Pubdate: 14 Jan 1999 Source: Daily Mail (UK) Copyright: 1999 Associated Newspapers Ltd Website: http://www.dailymail.co.uk/ Contact: letters@dailymail.co.uk Pubdate: 12 Jan 1999 Author: David Derbyshire, Science Correspondent

900 IN TRIALS TO TEST CLAIM THAT CANNABIS HAS MEDICAL BENEFITS

The legalisation of cannabis moved a step closer yesterday as doctors announced details of the first medical trials for the drug.

Over the next three years, 900 sufferers of multiple sclerosis and post-operative pain will be given regular doses of cannabis through an inhaler or as a pill.

If the drug is shown to ease the volunteers' symptoms without causing side effects, doctors could be prescribing cannabis pills to some of Britain's 85,000 MS sufferers within five years.

The move to legalise cannabis for medical treatment was welcomed by patients, who claim thousands take the drug illegally to ease the symptoms of MS.

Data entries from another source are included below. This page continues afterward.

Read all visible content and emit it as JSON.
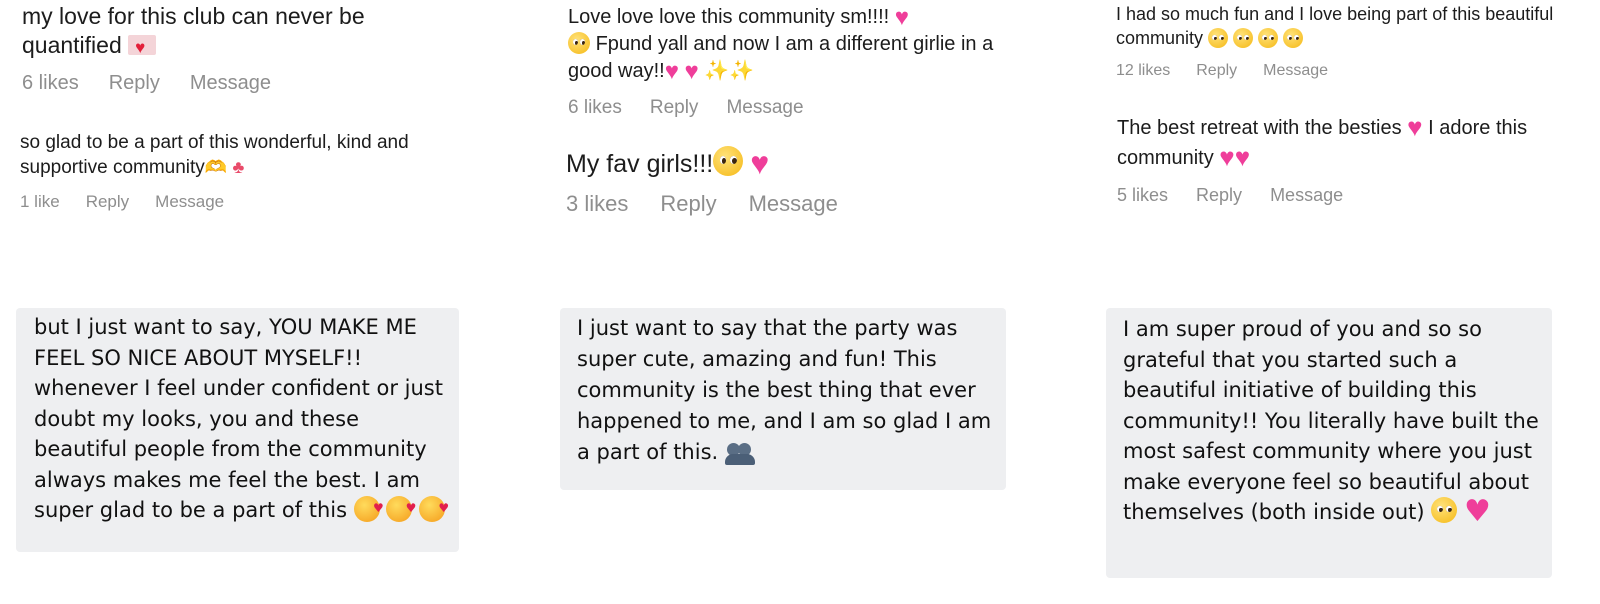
{
  "comments": [
    {
      "text": "my love for this club can never be quantified",
      "likes": "6 likes",
      "reply": "Reply",
      "message": "Message"
    },
    {
      "text": "so glad to be a part of this wonderful, kind and supportive community",
      "likes": "1 like",
      "reply": "Reply",
      "message": "Message"
    },
    {
      "text_a": "Love love love this community sm!!!!",
      "text_b": "Fpund yall and now I am a different girlie in a good way!!",
      "likes": "6 likes",
      "reply": "Reply",
      "message": "Message"
    },
    {
      "text": "My fav girls!!!",
      "likes": "3 likes",
      "reply": "Reply",
      "message": "Message"
    },
    {
      "text": "I had so much fun and I love being part of this beautiful community",
      "likes": "12 likes",
      "reply": "Reply",
      "message": "Message"
    },
    {
      "text_a": "The best retreat with the besties",
      "text_b": "I adore this community",
      "likes": "5 likes",
      "reply": "Reply",
      "message": "Message"
    }
  ],
  "messages": [
    {
      "text": "but I just want to say, YOU MAKE ME FEEL SO NICE ABOUT MYSELF!! whenever I feel under confident or just doubt my looks, you and these beautiful people from the community always makes me feel the best. I am super glad to be a part of this"
    },
    {
      "text": "I just want to say that the party was super cute, amazing and fun! This community is the best thing that ever happened to me, and I am so glad I am a part of this."
    },
    {
      "text": "I am super proud of you and so so grateful that you started such a beautiful initiative of building this community!! You literally have built the most safest community where you just make everyone feel so beautiful about themselves (both inside out)"
    }
  ],
  "icons": [
    "red-heart-icon",
    "heart-hands-icon",
    "tulip-icon",
    "pink-heart-icon",
    "pleading-face-icon",
    "sparkles-icon",
    "smiling-face-with-hearts-icon",
    "people-hugging-icon"
  ],
  "colors": {
    "meta_gray": "#8e8e8e",
    "bubble_bg": "#eeeff1",
    "pink_heart": "#ef3e9a"
  }
}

One drug company - GW Pharmaceuticals - has already been granted Home Office permission to grow cannabis for medical purposes.

Its first crop of 5000 plants was sown last August in a secret greenhouse in the south of England and is now ready for harvest.

The company will eventually grow 20,000 plants at the site, which is being guarded round the clock. The plant - a member of the hemp family - contains chemicals which can numb pain, easing the aches and spasms associated with MS. Cannabis is also used by some epilepsy sufferers.

The 8 foot-tall plants will be chopped off just above the stem, hung to dry and then ground up.

For the tests, which could begin within a few months, the powder will be made into capsules, or given to patients using an inhaler.

Professor Tony Moffat, chief scientist at the Royal Pharmaceutical Society, believes the trials will prove cannabis has medical benefits.

"Although trials into the therapeutic use of cannabis and cannabinoids - the active chemicals in cannabis - have taken place in the past, they have never been accepted by the World Health Organisation as proof," he said.

He aid a sufficient number of patients would participate in the scientifically-based trials to determine cannabinoid effectiveness for the first time.

Some of the volunteers - made up of 600 with MS and 400 suffering from post-operative pain - will take cannabis oil, while others will be given a placebo.

Their health will be studied for up to two years by researchers led by experts at Imperial College, London.

If the test results are accepted by the World Health Organisation, it would pave the way for the Government to reclassify cannabis, making it legal when prescribed by doctors but illegal for recreational use.

A recent House of Lords Science and Technology Committee report backed the medical use of cannabis, a Class B drug.

The British Medical Association has also supported calls for the drug to be put through clinical trials and made available on prescription.

Writer Sue Arnold, 56, uses cannabis to relieve a hereditary eye condition that has left her almost completely blind.

She said a pill version of the drug could help thousands.

"For me it is beneficial," she told the BBC yesterday. "For MS sufferers it is beneficial, so why not if it does relieve pain and spasms? As soon as you take a joint they go and you feel better and you are guaranteed a good night's sleep."

The Multiple Sclerosis Society which has called for clinical trials, welcomed yesterday's launch of their details.

British doctors were allowed to prescribe cannabis until 1973, when it was removed from a list of prescription drugs that still includes heroin and morphine.